Over the years, the focus has shifted towards preventing these corporations from exploiting tax havens to minimise their tax obligations.
The Organisation for Economic Co-operation and Development (OECD) previously introduced the Base Erosion and Profit Shifting (BEPS) programme.
BASE is an initiative focused on transparency and reporting to ensure that companies pay their fair share of taxes in the countries where they operate.
The global minimum tax represents a “version 2.0” of these efforts, specifically addressing what is known as “Pillar Two”, De Wet explained.
South Africa’s adoption of the legislation, which applies to financial years beginning on or after 1 January 2024, was driven by the need to keep pace with European countries that had already implemented similar measures.
According to De Wet, South Africa introduced the tax to remain aligned with global developments and to ensure it retained its fair share of tax revenues rather than losing them to other jurisdictions.
Notably, the tax applies only to the world’s largest companies, those with a turnover exceeding €750 million (approximately R14.5 billion) calculated over a five-year period, which limits the scope of the legislation to a relatively small number of multinational corporations.
The tax was first announced during the February 2024 budget speech, with the Minister of Finance confirming it would take effect from 1 January 2024.
However, the process required draft Bills to be published for public comment, presented to the Portfolio Committee on Finance, and ultimately signed into law by the President on 24 December 2024.
De Wet said there is some controversy surrounding the tax, particularly its retrospective application, which often raises concerns among tax professionals.
However, he noted that this case was somewhat different, as the announcement was made well in advance, and the legislation aimed to align with global trends. Transitional measures were also introduced to ease implementation.
For example, companies with a financial year ending in March 2024 would only be affected from their 2025 financial year onwards.
According to de Wet, the tax is designed to address both outbound and inbound investments.
For South African multinationals investing abroad in low-tax jurisdictions like Ireland, Guernsey, or Jersey, an “income inclusion rule” will apply.
If the average tax rate in the foreign jurisdiction is lower than 15% – for example, 12% – the company would need to pay the remaining 3% in South Africa.
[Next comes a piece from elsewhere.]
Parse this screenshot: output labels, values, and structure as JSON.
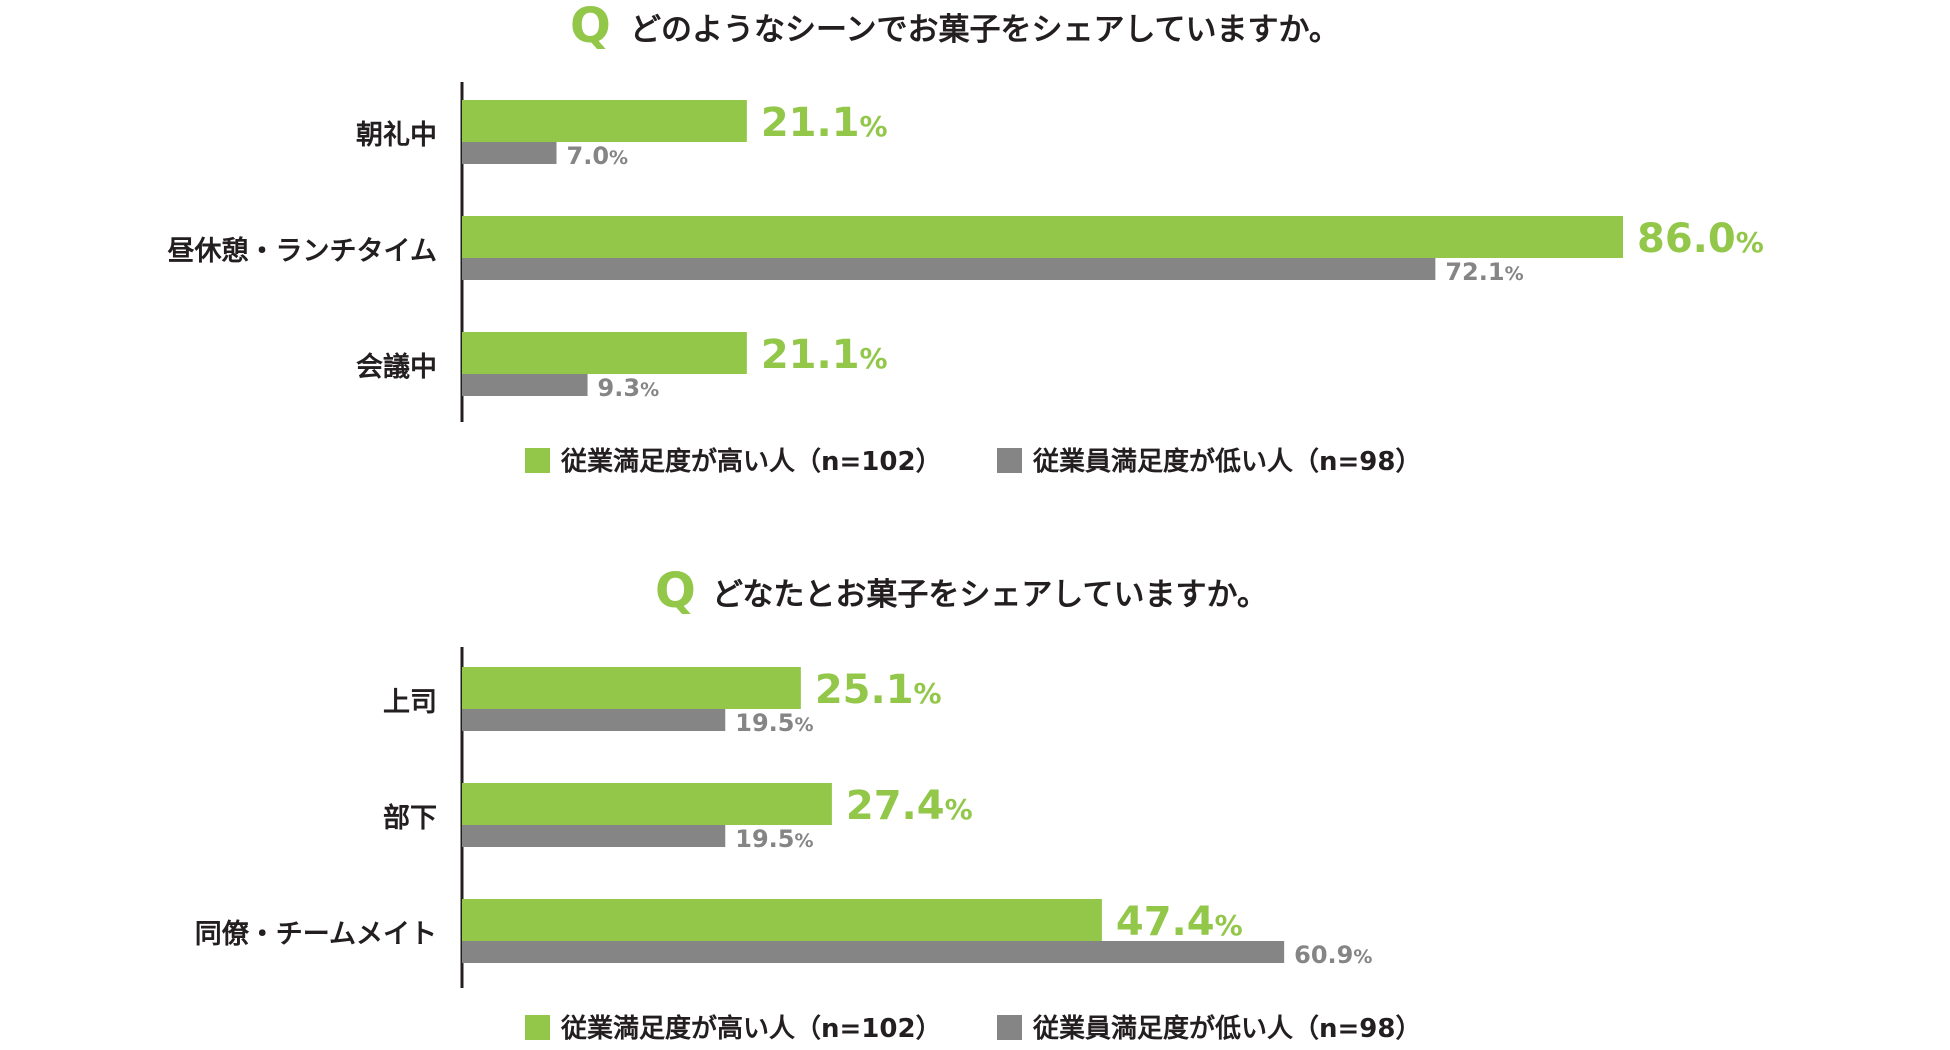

Similarly, for multinational companies operating in South Africa but headquartered in countries that have not adopted the global tax rule, South Africa would also be entitled to apply the tax.
De Wet added that implementing the tax involves significant administrative effort, compliance requirements, and complex calculations.
For companies, the primary challenge also lies in the administrative requirements for compliance. Companies remain uncertain about the specific forms and reporting standards required by SARS, which has yet to finalise the process.
As a result, many businesses are concerned about the information they need to maintain and how they will meet these new obligations.